Kapolres Asahan Klarifikasi Status Anggota Terkait Kasus 1,1 Ton Sisik Trenggiling
Kapolres Asahan, AKBP Revi Nurvelani, menanggapi soal status anggotanya, Aipda Alfi Hariadi Siregar, yang didakwa memperdagangkan sisik trenggiling sebanyak 1,1 ton lebih yang diambil dari gudang barang bukti Polres Asahan.

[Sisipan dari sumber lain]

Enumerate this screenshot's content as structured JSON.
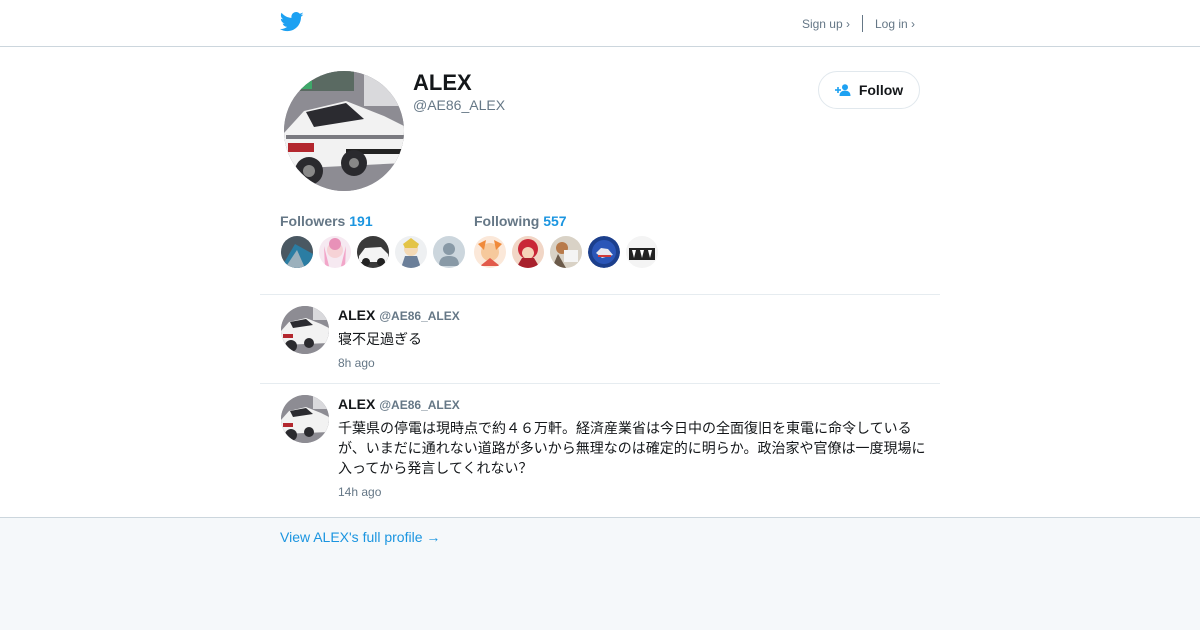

Alfi diketahui telah menerima putusan banding dari Pengadilan Tinggi (PT) Medan pada 10 Februari 2026 yang memutuskan hukuman 7 tahun penjara. Putusan tingkat banding itu lebih ringan dari vonis hakim dan tuntutan jaksa, yakni 9 tahun.
“Sebelum kami menjabat Kapolres dan datang ke sini, dia sudah dilakukan sidang kode etik. Jadi tidak bisa diterapkan sidang kode etik dua kali dalam perkara yang sama,” kata Revi saat dikonfirmasi wartawan, Selasa (24/2/2026).
Saat ditanya wartawan apakah status Alfi bisa dilakukan pemecatan dengan Pemberhentian Tidak Dengan Hormat (PDTH) sebagai anggota Polri, Revi kembali menegaskan bahwa sidang kode etik tidak bisa dilakukan dua kali.
Baca juga : Kasus Satwa Dilindungi, Hakim Hukum Polisi Pemilik 1,2 Ton Sisik Trenggiling
“Sidang kode etiknya apa? Kan tidak bisa dihukum dua kali (disidang kode etik). Kalau sudah diputuskan etika kedisiplinannya oleh kepolisian, sudah diketuk palu, itulah tentang pelanggaran itu,” jelas mantan Kapolres Nias tersebut.
Diketahui, Polres Asahan telah mengumumkan Sidang Kode Etik Profesi Polri (KKEP) dengan Nomor PUT/02/VIII/2025 yang digelar pada 1 Agustus 2025 lalu. Sanksi kepada Aipda AHS berupa penundaan pendidikan selama 1 tahun hingga penempatan khusus selama 21 hari. Saat itu, status Alfi masih sebagai saksi.
Padahal berdasarkan aturan, pelanggaran disiplin berupa meninggalkan tugas (tidak masuk kerja) diatur dalam Peraturan Pemerintah (PP) Nomor 2 Tahun 2003 tentang Peraturan Disiplin Anggota Kepolisian Negara Republik Indonesia.
Adapun terkait kedisiplinan anggota Polri yang tidak masuk kerja atau meninggalkan tugasnya secara tidak sah (mangkir/desersi) selama tiga puluh hari kerja berturut-turut dapat dikenai sanksi administratif berupa Pemberhentian Tidak Dengan Hormat (PDTH).